Duas mulheres à mesa das decisões em Águeda

O Dia Internacional da Mulher convida sempre a olhar para os lugares onde as decisões são tomadas. Nas empresas, nas associações, nas escolas, mas também na política local, onde muitas vezes se decide aquilo que mais diretamente influencia o quotidiano das pessoas.

Em Águeda, à mesa do executivo municipal, continuam a ser poucas as mulheres. Entre sete vereadores, são duas as vozes femininas que participam nas decisões do concelho: Marlene Gaio, na maioria que governa a Câmara Municipal, e Daniela Herculano, na oposição socialista.

Duas mulheres, dois percursos diferentes, duas formas distintas de olhar a política local, mas com um ponto em comum: ocupam hoje um espaço que durante décadas foi quase exclusivamente masculino.

Marlene Gaio, advogada de profissão e natural de Barrô, traz para a política municipal um percurso marcado pela intervenção cívica e associativa. Antes de chegar ao executivo camarário já tinha passado pela Assembleia de Freguesia e pela Assembleia Municipal, onde foi primeira-secretária. Ao longo dos anos esteve também ligada a estruturas de apoio social e comunitário, como a Comissão de Proteção de Crianças e Jovens de Águeda.

No executivo liderado por Jorge Almeida, presidente da CIRA e da Câmara Municipal de Águeda, Marlene Gaio tem assumido um papel particularmente visível nas áreas da educação, da ação social e das políticas de proximidade. São áreas menos mediáticas do que grandes obras ou investimentos estruturais, mas onde se mede muitas vezes a capacidade de uma autarquia responder aos problemas concretos das famílias.

Do outro lado da mesa está Daniela Herculano. Natural de Valongo do Vouga, representa o Partido Socialista no executivo e assume o papel de oposição. O seu percurso passou também pelos corredores da própria autarquia, tendo sido chefe do gabinete de apoio à presidência da Câmara de Águeda.
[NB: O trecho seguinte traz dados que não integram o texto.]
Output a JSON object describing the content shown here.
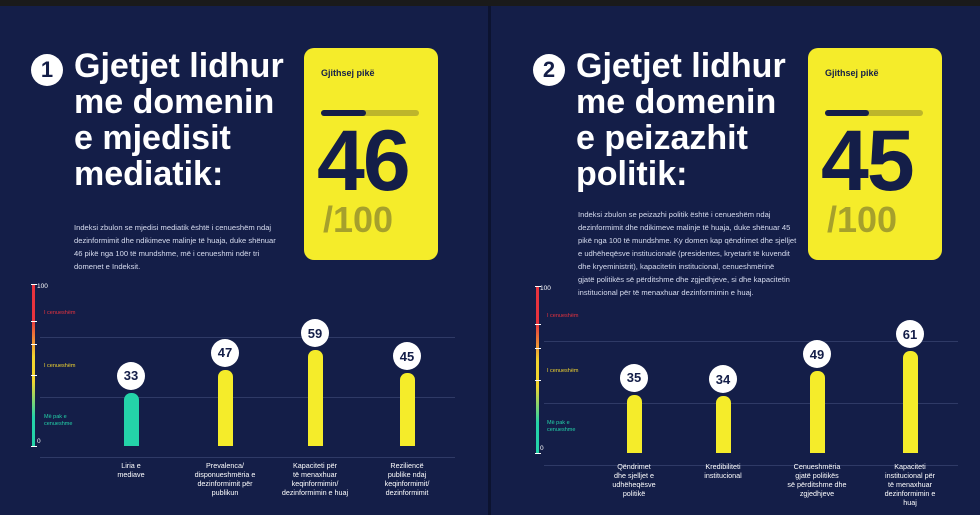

Nos últimos anos, Daniela Herculano tem marcado presença nas reuniões do executivo com intervenções frequentes sobre temas como planeamento urbano, gestão do território, mobilidade ou execução orçamental. Paralelamente, mantém atividade profissional ligada à inovação e à gestão de projetos, áreas que têm moldado o seu discurso político, frequentemente centrado em desenvolvimento económico e competitividade territorial.

Entre a governação e o escrutínio, entre a maioria e a oposição, as duas representam hoje a presença feminina num órgão onde durante muitos anos quase não havia mulheres.

O facto pode parecer pequeno à primeira vista — duas em sete — mas tem um significado que vai além da matemática. Cada presença feminina em órgãos de decisão contribui para normalizar aquilo que durante demasiado tempo foi exceção.

A política local, como muitas outras esferas públicas, construiu-se historicamente com uma forte predominância masculina. As mudanças são lentas, muitas vezes discretas, mas vão acontecendo à medida que novas gerações entram na vida pública.

Neste Dia Internacional da Mulher, a presença de Marlene Gaio e Daniela Herculano no executivo municipal de Águeda recorda que a participação feminina na política não é apenas uma questão simbólica. É também uma questão de representatividade, de diversidade de perspetivas e de equilíbrio na construção das decisões que moldam a vida de um concelho.

Porque governar uma comunidade é, no fundo, olhar para ela como um todo. E uma comunidade nunca é feita apenas de metade das suas vozes.